Diretriz sobre aulas presenciais cabe a governos, defende advogado

No entanto, segundo Ariel de Castro Alves, todos os setores envolvidos devem ser ouvidos, de órgãos técnicos a professores e estudantes.

Ariel de Castro Alves participou de live do Portal Vermelho

Além de ouvir profissionais de saúde, o poder público precisa dialogar com todos os setores envolvidos antes de determinar um retorno às aulas presenciais. A avaliação é do advogado Ariel de Castro Alves, conselheiro do Conselho Nacional dos Direitos da Criança do Adolescente (Conanda), que participou de live do Portal Vermelho nesta quinta-feira (28).

Ariel criticou a tentativa dos governos de transferir a responsabilidade da decisão exclusivamente para os pais, como no caso de São Paulo, onde escolas estaduais chegaram a enviar um termo de responsabilidade às famílias no caso de as crianças se contaminarem pelo novo coronavírus. Também lamentou a ausência de uma diretriz central, que deveria vir do Ministério da Educação.

“É claro que a área de saúde é que deve dar o tom. Mas tem que se ouvir os professores, todos os órgãos relacionados à infância e juventude, como promotorias, defensorias públicas, conselhos, sindicatos. Inclusive as próprias crianças e adolescentes por meio das entidades estudantis. É preciso que nós tenhamos decisões que realmente unifiquem, ouçam esses setores, por meio de consultas públicas, audiências públicas, mesmo que realizadas virtualmente, mas é necessário que essas decisões sejam realmente democráticas”, defendeu o advogado.

Ariel disse ainda que há omissão por parte do Ministério da Educação. “O país está sem diretriz na área da educação, o último ministro [Abraham Weintraub] que se tem conhecimento saiu como um foragido do Brasil. O ministro que foi indicado [Milton Ribeiro] não se apresentou agora com nenhuma diretriz sobre essa questão da volta às aulas. O ministério não tem dialogado com estados, não tem estabelecido nem um tipo de discussão, nem consulta pública. Não temos visto nenhum protagonismo, é uma omissão completa, que viola os direitos da infância e da juventude”, afirmou.

O advogado também analisou a questão da volta às aulas à luz da Constituição Federal e do Estatuto da Criança e do Adolescente (ECA). Na avaliação dele, os pais que deixarem de enviar os filhos à escola durante a pandemia não podem ser responsabilizados.

“Nós temos na nossa legislação o crime de abandono intelectual, que está no código penal desde 1940. Consiste em deixar, sem justa causa, de prover a instrução do filho. Mas nós temos hoje uma justa causa, uma situação até de calamidade pública. Uma pandemia que já gerou mais de 104 mil mortes no país. É um motivo justo para os pais não permitirem que seus filhos compareçam às escolas”, destacou. Segundo ele, a família deve garantir a vida e a integridade das crianças.

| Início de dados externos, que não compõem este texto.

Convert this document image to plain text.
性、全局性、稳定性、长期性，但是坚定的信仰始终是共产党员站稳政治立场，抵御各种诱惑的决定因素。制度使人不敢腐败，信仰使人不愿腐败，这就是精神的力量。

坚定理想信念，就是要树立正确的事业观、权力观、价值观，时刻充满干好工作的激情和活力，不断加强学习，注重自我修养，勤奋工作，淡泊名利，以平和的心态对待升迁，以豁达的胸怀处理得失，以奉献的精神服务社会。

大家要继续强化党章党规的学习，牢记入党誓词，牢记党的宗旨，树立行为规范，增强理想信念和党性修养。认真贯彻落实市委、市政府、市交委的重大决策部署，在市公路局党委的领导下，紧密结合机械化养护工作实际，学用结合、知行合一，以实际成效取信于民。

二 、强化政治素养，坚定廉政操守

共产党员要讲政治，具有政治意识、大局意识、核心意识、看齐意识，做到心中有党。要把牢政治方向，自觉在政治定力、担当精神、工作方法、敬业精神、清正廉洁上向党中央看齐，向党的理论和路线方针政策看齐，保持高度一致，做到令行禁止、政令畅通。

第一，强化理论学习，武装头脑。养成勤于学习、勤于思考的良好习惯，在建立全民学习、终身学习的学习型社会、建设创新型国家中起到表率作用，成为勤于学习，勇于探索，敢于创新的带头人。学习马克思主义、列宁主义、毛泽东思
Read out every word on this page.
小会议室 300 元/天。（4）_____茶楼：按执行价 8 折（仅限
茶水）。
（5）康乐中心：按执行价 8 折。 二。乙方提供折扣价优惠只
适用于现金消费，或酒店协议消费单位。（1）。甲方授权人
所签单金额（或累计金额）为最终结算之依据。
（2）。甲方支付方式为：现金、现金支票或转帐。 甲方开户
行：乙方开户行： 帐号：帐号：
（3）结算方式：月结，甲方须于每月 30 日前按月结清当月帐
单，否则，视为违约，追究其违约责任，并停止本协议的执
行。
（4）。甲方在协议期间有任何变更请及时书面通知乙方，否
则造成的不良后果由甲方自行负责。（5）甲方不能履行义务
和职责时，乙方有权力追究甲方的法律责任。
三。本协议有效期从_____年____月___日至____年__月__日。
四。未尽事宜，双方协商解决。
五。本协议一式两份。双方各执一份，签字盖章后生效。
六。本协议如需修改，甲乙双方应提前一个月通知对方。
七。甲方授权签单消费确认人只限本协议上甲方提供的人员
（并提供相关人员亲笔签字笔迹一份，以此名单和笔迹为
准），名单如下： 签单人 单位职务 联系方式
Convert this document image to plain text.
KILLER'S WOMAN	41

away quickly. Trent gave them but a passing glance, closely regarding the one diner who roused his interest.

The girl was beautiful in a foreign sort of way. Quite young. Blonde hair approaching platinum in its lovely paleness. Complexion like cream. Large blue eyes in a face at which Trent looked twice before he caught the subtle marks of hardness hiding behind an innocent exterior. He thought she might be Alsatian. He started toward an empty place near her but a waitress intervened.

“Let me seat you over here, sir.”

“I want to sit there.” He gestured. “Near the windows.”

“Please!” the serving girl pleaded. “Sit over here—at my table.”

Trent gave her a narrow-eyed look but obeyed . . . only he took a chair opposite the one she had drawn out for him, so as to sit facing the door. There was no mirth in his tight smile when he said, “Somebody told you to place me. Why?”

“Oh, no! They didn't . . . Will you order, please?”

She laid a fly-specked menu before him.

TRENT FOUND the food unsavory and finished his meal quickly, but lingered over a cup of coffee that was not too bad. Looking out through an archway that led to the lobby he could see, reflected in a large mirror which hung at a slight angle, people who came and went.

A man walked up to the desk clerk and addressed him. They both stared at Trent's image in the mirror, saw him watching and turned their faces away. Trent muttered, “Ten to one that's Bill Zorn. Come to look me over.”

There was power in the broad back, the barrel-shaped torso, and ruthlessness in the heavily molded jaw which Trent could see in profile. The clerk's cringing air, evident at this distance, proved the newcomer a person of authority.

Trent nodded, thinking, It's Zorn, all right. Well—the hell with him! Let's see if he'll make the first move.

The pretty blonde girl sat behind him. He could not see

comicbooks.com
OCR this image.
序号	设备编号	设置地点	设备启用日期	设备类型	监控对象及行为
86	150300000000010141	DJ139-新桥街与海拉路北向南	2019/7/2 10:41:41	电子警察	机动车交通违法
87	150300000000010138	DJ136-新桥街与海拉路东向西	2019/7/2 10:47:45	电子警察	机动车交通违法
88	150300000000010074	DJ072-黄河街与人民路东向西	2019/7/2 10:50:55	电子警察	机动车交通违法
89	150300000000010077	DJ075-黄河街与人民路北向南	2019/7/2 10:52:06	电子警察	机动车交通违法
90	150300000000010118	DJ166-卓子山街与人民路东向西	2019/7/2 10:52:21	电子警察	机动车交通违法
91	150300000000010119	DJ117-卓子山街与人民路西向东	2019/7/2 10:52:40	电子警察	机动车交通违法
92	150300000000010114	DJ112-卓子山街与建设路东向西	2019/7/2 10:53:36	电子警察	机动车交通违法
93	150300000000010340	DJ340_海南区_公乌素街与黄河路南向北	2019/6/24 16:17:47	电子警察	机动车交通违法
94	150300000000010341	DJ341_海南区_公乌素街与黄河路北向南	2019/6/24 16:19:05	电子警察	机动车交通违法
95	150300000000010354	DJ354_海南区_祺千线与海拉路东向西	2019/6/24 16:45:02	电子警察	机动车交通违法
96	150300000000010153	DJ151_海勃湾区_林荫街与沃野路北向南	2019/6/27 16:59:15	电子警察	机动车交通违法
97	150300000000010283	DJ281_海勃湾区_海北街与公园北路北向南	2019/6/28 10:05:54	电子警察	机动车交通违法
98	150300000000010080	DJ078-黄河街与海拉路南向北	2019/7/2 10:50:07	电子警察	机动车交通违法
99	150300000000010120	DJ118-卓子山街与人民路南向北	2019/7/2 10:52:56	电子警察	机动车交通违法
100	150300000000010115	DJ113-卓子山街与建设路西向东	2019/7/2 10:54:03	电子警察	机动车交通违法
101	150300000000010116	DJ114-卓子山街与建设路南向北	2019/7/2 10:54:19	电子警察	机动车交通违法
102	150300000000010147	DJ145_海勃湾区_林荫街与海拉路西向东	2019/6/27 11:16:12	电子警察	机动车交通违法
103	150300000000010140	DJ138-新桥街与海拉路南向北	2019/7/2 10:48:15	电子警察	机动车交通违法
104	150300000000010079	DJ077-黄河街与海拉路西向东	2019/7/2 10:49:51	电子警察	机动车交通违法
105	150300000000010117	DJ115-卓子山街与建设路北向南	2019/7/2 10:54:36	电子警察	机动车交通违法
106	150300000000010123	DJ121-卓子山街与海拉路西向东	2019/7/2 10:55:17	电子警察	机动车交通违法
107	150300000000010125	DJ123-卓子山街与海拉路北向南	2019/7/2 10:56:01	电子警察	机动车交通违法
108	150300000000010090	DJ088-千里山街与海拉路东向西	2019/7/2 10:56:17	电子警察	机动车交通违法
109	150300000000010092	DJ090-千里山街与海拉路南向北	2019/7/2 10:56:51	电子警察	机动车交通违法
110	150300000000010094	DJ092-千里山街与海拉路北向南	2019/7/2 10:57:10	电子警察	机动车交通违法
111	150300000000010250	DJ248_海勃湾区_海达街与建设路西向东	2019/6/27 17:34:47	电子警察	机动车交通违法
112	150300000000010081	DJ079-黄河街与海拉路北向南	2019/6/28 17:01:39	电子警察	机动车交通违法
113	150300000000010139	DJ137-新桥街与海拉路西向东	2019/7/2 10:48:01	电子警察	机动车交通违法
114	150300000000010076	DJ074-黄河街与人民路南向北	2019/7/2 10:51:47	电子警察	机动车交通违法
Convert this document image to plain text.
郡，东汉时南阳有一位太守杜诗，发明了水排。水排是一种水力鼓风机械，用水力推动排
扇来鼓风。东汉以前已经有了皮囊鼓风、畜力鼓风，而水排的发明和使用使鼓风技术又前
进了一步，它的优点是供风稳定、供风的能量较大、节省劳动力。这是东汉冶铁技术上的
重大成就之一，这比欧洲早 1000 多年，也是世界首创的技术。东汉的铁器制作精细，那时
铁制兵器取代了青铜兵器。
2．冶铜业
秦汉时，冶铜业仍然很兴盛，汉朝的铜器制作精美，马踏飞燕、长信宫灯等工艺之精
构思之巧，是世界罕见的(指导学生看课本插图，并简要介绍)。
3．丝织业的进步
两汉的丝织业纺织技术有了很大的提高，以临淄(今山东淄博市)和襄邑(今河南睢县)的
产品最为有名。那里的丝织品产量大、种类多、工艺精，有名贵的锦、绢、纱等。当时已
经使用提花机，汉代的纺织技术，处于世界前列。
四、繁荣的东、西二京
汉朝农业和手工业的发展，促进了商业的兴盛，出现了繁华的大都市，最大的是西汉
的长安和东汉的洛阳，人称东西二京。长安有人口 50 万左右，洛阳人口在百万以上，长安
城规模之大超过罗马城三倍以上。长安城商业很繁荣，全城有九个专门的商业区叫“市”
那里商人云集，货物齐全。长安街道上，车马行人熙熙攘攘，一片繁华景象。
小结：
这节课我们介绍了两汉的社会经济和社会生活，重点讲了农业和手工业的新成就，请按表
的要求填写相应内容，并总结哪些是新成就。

“A nossa Constituição, no artigo 227, e o próprio ECA, adotam o chamado princípio da proteção integral. Então, a vida e a integridade física, dentro da hierarquia dos direitos humanos fundamentais estão acima, inclusive com relação ao próprio direito a educação. Se a pessoa não tiver saúde, não tiver vida, não tiver integridade física, não vai poder usufruir do direito à educação, do direito à cultura, do direito ao esporte que é oferecido pela escola”, comentou.

Outro tema abordado foi a disparidade entre o sistema público e privado, que está impactando no ensino a distância e também impactará em um eventual retorno às aulas presenciais. “Quando se trata principalmente do ensino público, não são todas as escolas que têm estruturas perfeitas. Sabemos que em muita localidades do país essas escolas não têm estrutura de higiene. Não têm sequer um banheiro adequado para a higienização das mãos de seus alunos, muitas vezes falta sabonete, água. Temos a superlotação nas salas de aulas”, disse.

De acordo com Ariel, mesmo que a escola disponha de uma boa estrutura, há situações difíceis de controlar. “No momento do intervalo, na entrada e na saída, como controlar os contatos físicos, principalmente de crianças mais novas? É muito difícil controlar contaminações em uma situação dessas. Contaminações que podem afetar as crianças, os cuidadores, os professores, os demais profissionais do ambiente escolar”, enumerou.